During your workouts, don’t be tempted to listen to news podcasts or to watch the TV as you do cardio. Instead, listen to music or the ambiance of the outdoors.
We consume so much garbage on the TV that we need to consume something healthy to counter it. Studies show a strong correlation between high-fat diets and television consumption.
Furthermore, studies also suggest a link between high-fat diets and anxiety. Judging by the present company, it’s safe to assume that media and anxiety go hand-in-hand.
We must reclaim our health by changing our consumption patterns — what we watch, read, and eat. Long-term dietary changes don’t happen overnight. So, a fantastic way to transition to a healthier lifestyle is through all-natural supplements.
Tranquility Labs’ Tranquilene contains all-natural botanicals, vitamins, and minerals scientifically proven to lower anxiety levels. Most of the ingredients help the body produce more neurotransmitters serotonin and GABA.
Tranquilene contains the amino acid, tryptophan, and Vitamin B3. Your body uses this vitamin to transform tryptophan into serotonin, our joy molecule.
Also, serotonin is a known appetite suppressant. So, we are less likely to consume empty calories while we experience anxiety from watching the news.
Meanwhile, Tranquilene also has GABA, a calming brain chemical. It also helps boost natural GABA production with the inclusion of L-Theanine, an amino acid that is the building block for GABA. With more GABA in the system, we’ll be less likely to become consumed by our thoughts and emotions when reading the news.
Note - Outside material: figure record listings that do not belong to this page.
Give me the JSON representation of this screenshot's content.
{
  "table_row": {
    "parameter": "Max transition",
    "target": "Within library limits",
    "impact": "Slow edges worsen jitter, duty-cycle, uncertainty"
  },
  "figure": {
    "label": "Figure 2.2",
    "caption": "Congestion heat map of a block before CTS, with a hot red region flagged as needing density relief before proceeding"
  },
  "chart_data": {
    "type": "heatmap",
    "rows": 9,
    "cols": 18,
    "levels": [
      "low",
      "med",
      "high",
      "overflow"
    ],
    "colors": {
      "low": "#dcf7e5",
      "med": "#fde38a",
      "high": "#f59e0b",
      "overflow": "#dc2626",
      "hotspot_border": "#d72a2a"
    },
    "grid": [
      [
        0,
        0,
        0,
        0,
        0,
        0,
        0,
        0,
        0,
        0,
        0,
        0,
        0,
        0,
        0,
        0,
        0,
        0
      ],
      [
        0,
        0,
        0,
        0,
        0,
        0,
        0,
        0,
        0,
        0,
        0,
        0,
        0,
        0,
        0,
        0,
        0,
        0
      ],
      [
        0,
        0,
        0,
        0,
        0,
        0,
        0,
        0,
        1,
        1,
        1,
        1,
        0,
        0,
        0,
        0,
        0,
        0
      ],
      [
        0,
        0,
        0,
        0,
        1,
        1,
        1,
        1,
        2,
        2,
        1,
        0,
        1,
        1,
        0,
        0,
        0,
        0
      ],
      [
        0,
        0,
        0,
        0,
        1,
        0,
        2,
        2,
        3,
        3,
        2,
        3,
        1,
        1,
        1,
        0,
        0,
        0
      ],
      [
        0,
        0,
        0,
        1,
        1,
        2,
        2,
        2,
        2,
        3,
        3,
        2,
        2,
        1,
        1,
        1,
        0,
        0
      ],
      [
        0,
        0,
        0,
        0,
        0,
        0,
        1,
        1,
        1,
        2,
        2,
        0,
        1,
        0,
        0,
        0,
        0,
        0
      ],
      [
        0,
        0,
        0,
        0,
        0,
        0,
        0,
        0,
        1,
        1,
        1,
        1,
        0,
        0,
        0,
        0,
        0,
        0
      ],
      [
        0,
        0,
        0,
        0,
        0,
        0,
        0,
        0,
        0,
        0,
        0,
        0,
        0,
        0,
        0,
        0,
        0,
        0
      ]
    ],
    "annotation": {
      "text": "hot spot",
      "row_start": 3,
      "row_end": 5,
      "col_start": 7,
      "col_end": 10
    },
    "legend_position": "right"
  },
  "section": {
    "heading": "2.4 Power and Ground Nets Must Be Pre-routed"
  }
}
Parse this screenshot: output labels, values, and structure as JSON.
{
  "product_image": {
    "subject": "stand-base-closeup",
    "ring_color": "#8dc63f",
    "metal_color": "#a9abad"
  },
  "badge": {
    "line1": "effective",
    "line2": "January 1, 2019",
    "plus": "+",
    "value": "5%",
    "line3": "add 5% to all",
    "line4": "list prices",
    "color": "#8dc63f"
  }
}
Stop Getting Anxiety from Watching the News
You can’t turn off the news altogether. There are so many important things going on in the world that call for our attention. However, you shouldn’t become dependent on the news.
Once you become dependent, you open yourself to more anxiety from the news. Limit your consumption and find other activities to devote your time to. Also, use your social media filters to ensure you don’t get overwhelmed by others’ opinions.
Lastly, change some of your routines. Include more exercise and meditation. Alter your diet to cut down on fatty or sugary foods. Use all-natural supplements like Tranquilene to help bridge the gap to a healthier you.
- Most people get anxiety from watching the news.
- The media is designed to create fear and dependency.
- You must limit the time spent consuming media to stop anxiety from news.
- Make changes to your reading habits, social circle, and diet to prevent anxiety from reading news.